Gentoo Forums
Gentoo Forums
Gentoo Forums
Quick Search: in
RAID 6 lost 3/7 drives, but 2 drives have no HW errors. rec?
View unanswered posts
View posts from last 24 hours

 
Reply to topic    Gentoo Forums Forum Index Kernel & Hardware
View previous topic :: View next topic  
Author Message
fLares
n00b
n00b


Joined: 05 May 2005
Posts: 15

PostPosted: Sat Nov 17, 2007 10:50 am    Post subject: RAID 6 lost 3/7 drives, but 2 drives have no HW errors. rec? Reply with quote

I used to have a RAID 6 (created with mdadm) consisting of 7 HDDs (5+2).
One disk (#7) died and I removed it.
I figured that there are still (5+1) disks left, so one spare still - and continued working with it until I can buy a new HDD. But then disaster struck and took out another drive (#6), /proc/mdstat told me there are now only 5 drives, so I had no reserve left.

I checked the disk that gave up last (#6) with SMART etc and it came out ok, so I figured it was maybe a software hickup and added it back in the RAID as a new drive (mdadm --add) and it started syncing. At about 2% the PC froze, upon reboot only 3 drives where in the RAID (#1,#2,#3).
I checked the missing drives (#4,#5) with mdadm -E and they where ok, superblocks and all. So I figured they where not in the RAID due to the crash before and I have to manually add them to the RAID for some reason.

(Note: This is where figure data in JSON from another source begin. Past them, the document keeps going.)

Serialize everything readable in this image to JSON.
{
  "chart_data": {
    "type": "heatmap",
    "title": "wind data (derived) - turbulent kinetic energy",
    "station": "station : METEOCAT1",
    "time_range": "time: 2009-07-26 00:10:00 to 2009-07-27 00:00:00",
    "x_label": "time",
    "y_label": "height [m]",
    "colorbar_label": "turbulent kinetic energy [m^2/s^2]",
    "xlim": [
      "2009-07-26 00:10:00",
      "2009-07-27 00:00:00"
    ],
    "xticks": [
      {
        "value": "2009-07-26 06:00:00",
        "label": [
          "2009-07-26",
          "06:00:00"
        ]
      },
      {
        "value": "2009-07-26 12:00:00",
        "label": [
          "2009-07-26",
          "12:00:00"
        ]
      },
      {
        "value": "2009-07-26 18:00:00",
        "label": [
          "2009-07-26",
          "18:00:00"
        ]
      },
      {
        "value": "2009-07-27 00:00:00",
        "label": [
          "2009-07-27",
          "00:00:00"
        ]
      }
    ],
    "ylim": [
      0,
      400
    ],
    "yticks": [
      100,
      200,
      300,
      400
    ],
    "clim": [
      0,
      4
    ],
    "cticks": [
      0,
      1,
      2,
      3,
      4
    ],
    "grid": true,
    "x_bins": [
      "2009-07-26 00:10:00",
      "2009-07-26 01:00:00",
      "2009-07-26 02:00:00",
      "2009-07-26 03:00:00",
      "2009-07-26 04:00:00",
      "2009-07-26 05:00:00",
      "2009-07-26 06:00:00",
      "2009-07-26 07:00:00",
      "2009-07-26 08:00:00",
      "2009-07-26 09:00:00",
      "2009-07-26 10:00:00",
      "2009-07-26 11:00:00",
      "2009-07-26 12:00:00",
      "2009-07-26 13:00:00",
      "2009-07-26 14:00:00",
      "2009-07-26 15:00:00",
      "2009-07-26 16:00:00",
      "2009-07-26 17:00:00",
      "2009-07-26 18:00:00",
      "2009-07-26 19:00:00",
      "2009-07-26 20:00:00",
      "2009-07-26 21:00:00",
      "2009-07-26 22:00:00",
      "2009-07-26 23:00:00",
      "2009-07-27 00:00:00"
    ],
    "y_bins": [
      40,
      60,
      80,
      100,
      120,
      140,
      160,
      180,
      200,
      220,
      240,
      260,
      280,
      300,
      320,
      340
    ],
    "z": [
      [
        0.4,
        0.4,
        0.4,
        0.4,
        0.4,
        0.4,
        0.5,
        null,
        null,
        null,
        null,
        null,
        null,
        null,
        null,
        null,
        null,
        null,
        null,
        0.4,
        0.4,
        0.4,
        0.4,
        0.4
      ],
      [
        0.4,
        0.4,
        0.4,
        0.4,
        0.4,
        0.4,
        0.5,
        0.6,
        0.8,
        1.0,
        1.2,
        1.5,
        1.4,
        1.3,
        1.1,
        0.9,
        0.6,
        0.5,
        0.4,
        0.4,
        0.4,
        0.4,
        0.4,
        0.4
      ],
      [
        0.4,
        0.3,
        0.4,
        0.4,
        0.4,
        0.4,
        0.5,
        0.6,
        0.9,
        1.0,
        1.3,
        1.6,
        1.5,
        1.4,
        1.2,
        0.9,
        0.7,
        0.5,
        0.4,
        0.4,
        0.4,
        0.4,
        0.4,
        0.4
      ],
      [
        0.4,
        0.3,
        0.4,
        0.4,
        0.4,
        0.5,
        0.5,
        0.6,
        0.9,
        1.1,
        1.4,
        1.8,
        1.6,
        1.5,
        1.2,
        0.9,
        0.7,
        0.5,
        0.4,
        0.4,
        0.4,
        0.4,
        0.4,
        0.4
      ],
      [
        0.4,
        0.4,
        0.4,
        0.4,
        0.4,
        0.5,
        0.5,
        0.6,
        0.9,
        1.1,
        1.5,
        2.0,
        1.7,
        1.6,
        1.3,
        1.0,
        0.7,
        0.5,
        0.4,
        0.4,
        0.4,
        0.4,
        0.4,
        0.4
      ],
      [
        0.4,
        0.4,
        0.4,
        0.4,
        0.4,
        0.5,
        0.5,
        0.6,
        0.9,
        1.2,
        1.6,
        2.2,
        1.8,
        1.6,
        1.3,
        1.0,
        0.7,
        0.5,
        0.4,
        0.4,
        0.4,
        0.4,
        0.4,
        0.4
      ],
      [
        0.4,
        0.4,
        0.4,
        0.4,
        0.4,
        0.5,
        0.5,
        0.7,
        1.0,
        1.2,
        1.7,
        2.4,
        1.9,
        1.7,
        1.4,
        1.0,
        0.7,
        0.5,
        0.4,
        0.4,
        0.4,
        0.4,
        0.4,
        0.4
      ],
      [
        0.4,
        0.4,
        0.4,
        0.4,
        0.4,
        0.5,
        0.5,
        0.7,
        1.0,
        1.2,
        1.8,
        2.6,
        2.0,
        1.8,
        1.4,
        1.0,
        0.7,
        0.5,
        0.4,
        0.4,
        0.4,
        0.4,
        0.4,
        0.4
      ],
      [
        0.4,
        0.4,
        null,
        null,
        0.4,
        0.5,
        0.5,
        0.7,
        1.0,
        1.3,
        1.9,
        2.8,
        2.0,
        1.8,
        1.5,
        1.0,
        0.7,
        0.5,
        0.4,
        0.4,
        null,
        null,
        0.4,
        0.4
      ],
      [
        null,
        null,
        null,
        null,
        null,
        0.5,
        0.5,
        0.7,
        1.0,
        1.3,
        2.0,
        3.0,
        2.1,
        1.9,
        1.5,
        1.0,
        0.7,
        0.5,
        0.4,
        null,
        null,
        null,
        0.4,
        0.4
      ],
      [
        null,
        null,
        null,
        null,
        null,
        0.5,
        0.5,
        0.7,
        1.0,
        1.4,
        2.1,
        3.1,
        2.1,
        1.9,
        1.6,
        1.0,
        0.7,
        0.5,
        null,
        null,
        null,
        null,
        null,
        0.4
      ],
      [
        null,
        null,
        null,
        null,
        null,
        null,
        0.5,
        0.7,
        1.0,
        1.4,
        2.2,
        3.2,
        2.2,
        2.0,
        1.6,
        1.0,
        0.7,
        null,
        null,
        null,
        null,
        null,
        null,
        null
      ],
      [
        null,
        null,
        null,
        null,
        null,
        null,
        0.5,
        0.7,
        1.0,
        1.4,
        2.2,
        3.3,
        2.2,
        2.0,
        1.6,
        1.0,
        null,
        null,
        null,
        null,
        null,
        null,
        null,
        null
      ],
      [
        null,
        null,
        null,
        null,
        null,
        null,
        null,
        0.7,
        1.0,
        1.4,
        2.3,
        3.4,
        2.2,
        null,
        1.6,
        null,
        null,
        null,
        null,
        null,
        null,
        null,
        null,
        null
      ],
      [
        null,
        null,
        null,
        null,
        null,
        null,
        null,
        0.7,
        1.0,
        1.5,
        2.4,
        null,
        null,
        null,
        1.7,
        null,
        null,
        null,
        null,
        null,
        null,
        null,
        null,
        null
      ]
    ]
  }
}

Now the big mistake was to use --add for the first device (#5) I tried to get back in the RAID and looking at the RAID info, it was added as "spare".
Then strange things happened again with the PC and I checked for Hardware errors. Found that 2 IDE controllers where not behaving well any longer, probably causing all the trouble.

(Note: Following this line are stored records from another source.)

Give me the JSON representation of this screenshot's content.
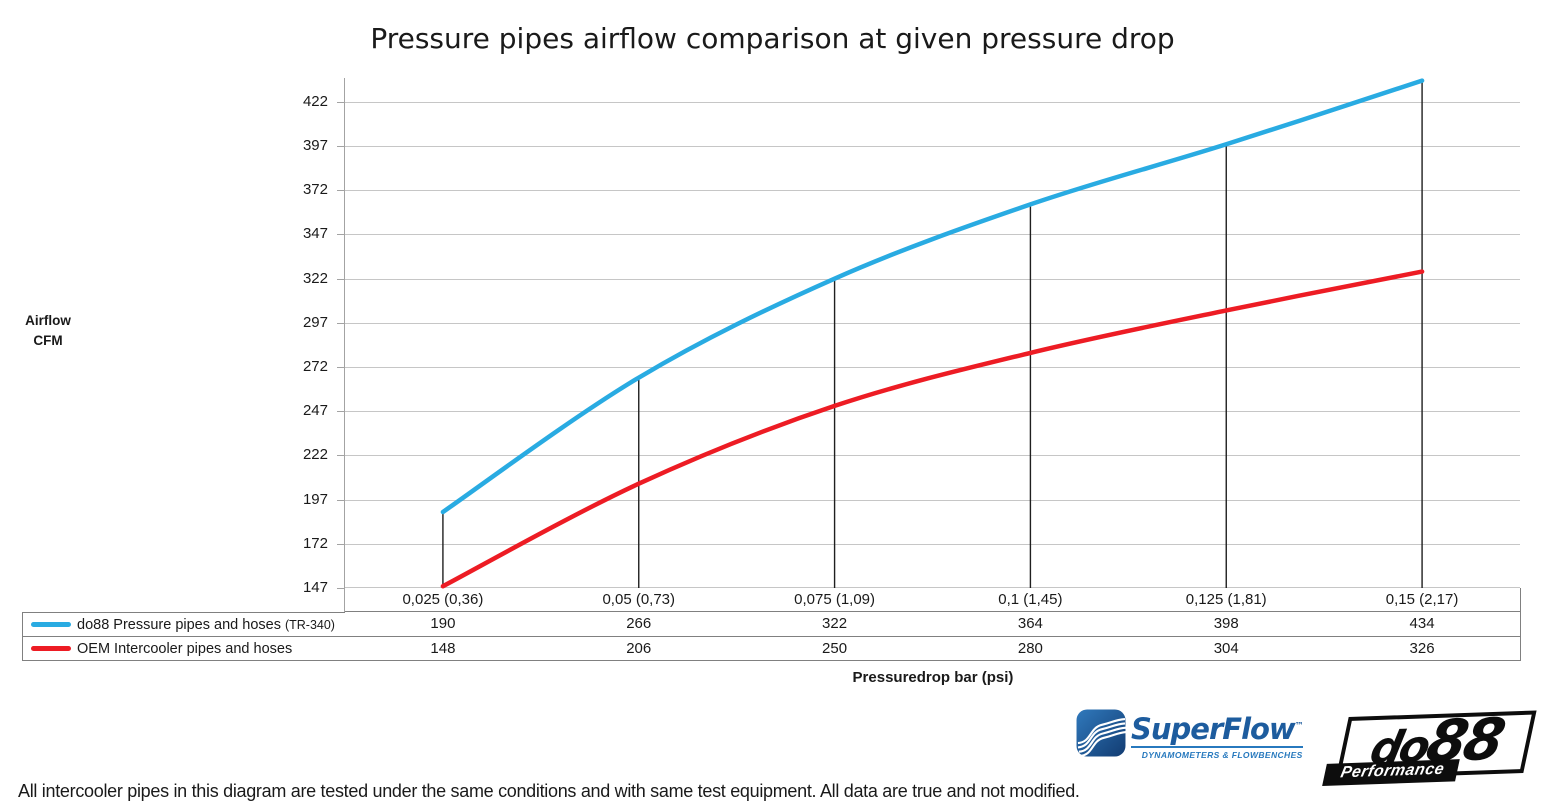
{
  "title": "Pressure pipes airflow comparison at given pressure drop",
  "footer_note": "All intercooler pipes in this diagram are tested under the same conditions and with same test equipment. All data are true and not modified.",
  "chart_data": {
    "type": "line",
    "title": "Pressure pipes airflow comparison at given pressure drop",
    "xlabel": "Pressuredrop bar (psi)",
    "ylabel": "Airflow CFM",
    "ylabel_line1": "Airflow",
    "ylabel_line2": "CFM",
    "categories": [
      "0,025 (0,36)",
      "0,05 (0,73)",
      "0,075 (1,09)",
      "0,1 (1,45)",
      "0,125 (1,81)",
      "0,15 (2,17)"
    ],
    "y_ticks": [
      147,
      172,
      197,
      222,
      247,
      272,
      297,
      322,
      347,
      372,
      397,
      422
    ],
    "ylim": [
      147,
      435.5
    ],
    "grid": "horizontal gridlines every 25 CFM",
    "legend_position": "bottom-left, merged with data table under x-axis",
    "smoothed_lines": true,
    "drop_lines_from_first_series": true,
    "colors": {
      "gridline": "#C6C6C6",
      "axis": "#A3A3A3",
      "drop_line": "#1F1F1F",
      "table_border": "#808080"
    },
    "series": [
      {
        "name": "do88 Pressure pipes and hoses",
        "suffix": "(TR-340)",
        "color": "#29ABE2",
        "values": [
          190,
          266,
          322,
          364,
          398,
          434
        ]
      },
      {
        "name": "OEM Intercooler pipes and hoses",
        "suffix": "",
        "color": "#ED1C24",
        "values": [
          148,
          206,
          250,
          280,
          304,
          326
        ]
      }
    ]
  },
  "logos": {
    "superflow": {
      "word": "SuperFlow",
      "tm": "™",
      "tagline": "DYNAMOMETERS & FLOWBENCHES",
      "brand_blue": "#1D5C9E",
      "tag_blue": "#2779BE"
    },
    "do88": {
      "word_part1": "do",
      "word_part2": "88",
      "tagline": "Performance"
    }
  }
}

Now to get the data back I tried to copy every HD that was at one time part of the RAID to image files (with dd if=/dev/hdx of=/mnt/backup/hdx), so I would only have to use the on-board controller. So now I have 6 files which are images of the 6 HDDs that where formerly installed, 4 of which where pretty much untouched (#1,#2,#3,#4), one was added as a new drive that started syncing while the RAID was still active (#6) and one was added as spare while the RAID was inactive (#5).

Code:
"mdadm --assemble -f /dev/md0 /dev/loop1 /dev/loop2 /dev/loop3 /dev/loop4 /dev/loop5 /dev/loop6"

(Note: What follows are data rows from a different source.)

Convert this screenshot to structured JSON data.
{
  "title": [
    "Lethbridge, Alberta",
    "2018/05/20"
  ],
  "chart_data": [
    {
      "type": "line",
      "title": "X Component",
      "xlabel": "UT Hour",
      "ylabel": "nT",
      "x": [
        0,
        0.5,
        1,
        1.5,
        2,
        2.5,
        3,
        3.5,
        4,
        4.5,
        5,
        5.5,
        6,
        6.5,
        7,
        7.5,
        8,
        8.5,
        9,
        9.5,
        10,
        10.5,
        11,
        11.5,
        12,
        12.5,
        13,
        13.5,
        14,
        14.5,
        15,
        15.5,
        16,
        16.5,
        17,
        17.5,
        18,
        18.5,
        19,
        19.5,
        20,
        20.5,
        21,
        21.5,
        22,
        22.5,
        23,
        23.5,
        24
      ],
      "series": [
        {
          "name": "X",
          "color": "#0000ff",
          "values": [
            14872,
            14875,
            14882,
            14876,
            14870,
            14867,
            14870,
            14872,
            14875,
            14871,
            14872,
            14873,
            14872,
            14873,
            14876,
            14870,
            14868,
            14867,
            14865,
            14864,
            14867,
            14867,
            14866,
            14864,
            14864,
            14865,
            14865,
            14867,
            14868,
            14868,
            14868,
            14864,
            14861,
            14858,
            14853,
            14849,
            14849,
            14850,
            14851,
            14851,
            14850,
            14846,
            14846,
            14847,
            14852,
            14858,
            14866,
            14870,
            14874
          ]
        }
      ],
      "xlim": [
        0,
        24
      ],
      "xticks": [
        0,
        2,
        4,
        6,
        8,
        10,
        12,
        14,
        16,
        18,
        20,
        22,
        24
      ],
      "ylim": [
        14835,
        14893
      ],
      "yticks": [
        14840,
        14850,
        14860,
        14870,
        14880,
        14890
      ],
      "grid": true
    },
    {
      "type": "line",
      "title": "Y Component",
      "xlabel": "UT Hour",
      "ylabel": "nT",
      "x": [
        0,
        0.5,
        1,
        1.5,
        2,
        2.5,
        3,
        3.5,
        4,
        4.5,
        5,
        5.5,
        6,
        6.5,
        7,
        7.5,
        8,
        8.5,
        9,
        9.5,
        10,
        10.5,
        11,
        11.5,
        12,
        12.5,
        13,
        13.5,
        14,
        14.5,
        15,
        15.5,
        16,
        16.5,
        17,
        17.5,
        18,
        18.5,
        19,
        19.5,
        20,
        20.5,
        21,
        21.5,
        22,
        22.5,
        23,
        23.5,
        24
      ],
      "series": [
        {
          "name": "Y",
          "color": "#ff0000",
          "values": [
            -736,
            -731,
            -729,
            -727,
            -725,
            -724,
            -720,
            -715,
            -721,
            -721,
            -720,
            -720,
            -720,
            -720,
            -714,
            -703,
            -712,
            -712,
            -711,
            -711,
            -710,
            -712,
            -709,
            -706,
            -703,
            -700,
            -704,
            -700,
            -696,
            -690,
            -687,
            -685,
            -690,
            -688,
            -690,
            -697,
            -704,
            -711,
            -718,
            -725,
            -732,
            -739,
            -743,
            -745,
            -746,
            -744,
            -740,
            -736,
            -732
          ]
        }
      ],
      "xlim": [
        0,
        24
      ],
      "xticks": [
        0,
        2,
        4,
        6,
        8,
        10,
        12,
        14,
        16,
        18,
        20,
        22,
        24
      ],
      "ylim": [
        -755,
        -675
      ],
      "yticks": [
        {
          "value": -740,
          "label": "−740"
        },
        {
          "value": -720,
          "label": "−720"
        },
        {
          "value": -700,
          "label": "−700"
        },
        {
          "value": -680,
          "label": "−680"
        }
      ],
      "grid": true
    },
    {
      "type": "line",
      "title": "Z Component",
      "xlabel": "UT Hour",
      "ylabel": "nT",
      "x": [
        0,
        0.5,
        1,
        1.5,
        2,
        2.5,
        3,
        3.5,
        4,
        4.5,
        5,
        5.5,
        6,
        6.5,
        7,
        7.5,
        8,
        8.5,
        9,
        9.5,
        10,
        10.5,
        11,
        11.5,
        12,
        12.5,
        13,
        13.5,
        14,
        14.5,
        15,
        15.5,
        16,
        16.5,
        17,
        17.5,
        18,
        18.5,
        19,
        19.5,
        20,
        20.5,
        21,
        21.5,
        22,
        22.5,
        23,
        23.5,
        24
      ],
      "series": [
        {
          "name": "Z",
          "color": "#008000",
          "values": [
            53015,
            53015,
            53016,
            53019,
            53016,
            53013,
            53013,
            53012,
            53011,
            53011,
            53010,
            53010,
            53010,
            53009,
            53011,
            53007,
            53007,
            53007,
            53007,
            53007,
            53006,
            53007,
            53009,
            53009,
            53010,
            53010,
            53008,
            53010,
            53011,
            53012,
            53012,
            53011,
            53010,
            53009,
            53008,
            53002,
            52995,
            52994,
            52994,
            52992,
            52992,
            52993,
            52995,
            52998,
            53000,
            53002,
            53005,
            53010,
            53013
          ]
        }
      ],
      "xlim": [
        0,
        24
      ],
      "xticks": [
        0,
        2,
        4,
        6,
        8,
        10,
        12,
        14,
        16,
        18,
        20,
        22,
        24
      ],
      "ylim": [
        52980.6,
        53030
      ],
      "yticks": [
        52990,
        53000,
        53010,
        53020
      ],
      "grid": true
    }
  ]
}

Trying to simply assemble the RAID from this fails with an IO-Error, using readonly gives no valid filesystem.

I figure that the data should well be there, since one drive was only 2% written on (the rest should still contain the old data from a time it was still in the RAID) and one drive was just added as spare (it was not written at all unless adding it as a spare deletes the contents). And I basically need only one of them to have 5 valid disks to start the RAID.

Now how can I recover at least some data?
Somehow telling the RAID to put the "spare" back in the place where it was before dropping out?
Recovering some data from the HDD that was in the RAID, dropped out and was added as a new HDD until it was about 2% in the resyncing process?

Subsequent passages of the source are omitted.